🛠️ How It Works
DroidAgent collects evidence from your system and correlates them to come up with the likely root cause behind the issue and how it can be fixed. Here’s how it works:-
Collects Context: The agent collects context across multiple places, including but not limited to:
- Data Sources: Give the platform access to your telemetry data sources & map them to your services so it knows where to query metrics, logs, deployments or any other information for which service.
- Alerts: Access to alerts enables agent to decide when to investigate.
- Runbooks: Provide an additional set of prompts / wiki so that the agent can leverage it during investigations. Runbooks are not required for standard/common scenarios but only for situations where user already has an opinion.
-
Correlates & iterates:
- After every evidence collected, it tries to connect it back to the hypothesis it created and evaluates if it’s getting any closer to the issue resolution or root cause identification.
Data Sources & Integrations
Our platform supports integration with 50+ tools for evidence collection & investigation — from your logs in ELK to dashboards in Grafana.

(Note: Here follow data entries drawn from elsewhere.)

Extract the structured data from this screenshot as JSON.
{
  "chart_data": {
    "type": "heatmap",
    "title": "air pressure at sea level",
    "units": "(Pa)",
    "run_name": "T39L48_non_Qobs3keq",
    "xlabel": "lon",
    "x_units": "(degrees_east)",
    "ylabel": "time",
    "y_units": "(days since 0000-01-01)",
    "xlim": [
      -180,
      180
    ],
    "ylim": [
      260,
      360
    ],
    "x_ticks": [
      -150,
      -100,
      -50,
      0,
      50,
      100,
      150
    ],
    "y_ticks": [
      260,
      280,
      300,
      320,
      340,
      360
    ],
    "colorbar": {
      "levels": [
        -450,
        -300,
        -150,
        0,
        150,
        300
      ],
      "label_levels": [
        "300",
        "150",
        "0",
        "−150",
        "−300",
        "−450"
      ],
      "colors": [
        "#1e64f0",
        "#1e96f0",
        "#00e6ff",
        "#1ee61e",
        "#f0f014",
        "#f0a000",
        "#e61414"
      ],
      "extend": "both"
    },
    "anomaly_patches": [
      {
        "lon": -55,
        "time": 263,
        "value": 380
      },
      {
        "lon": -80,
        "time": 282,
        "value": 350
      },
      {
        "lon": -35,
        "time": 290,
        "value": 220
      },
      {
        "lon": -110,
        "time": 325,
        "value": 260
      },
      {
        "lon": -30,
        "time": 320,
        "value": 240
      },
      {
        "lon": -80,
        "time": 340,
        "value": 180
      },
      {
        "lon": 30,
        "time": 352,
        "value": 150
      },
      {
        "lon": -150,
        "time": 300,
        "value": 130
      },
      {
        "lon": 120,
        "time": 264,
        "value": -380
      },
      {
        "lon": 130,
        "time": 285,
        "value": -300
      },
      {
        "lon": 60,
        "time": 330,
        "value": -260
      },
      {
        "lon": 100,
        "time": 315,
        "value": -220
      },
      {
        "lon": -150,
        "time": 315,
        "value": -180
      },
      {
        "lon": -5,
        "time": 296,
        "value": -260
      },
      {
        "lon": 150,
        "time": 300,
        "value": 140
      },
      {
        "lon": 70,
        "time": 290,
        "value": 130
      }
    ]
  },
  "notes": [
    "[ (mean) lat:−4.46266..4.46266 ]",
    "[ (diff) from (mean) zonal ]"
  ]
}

You can find the full list here. Each data source is converted into an MCP server and made accessible to the agent for leveraging during investigation.📋 Example
For example, if a Kubernetes pod is CrashLooping, and you have observability integrations configured:- The agent may fetch pod logs, check deployment configurations, and diagnose the root cause (e.g., OOMKill, bad image).
- Basis the pod’s name, it might also look for a service of similar name, and once it finds it, it can decide to further investigate data sources of the service (like the dashboards & metrics associated with the service or the deployments history).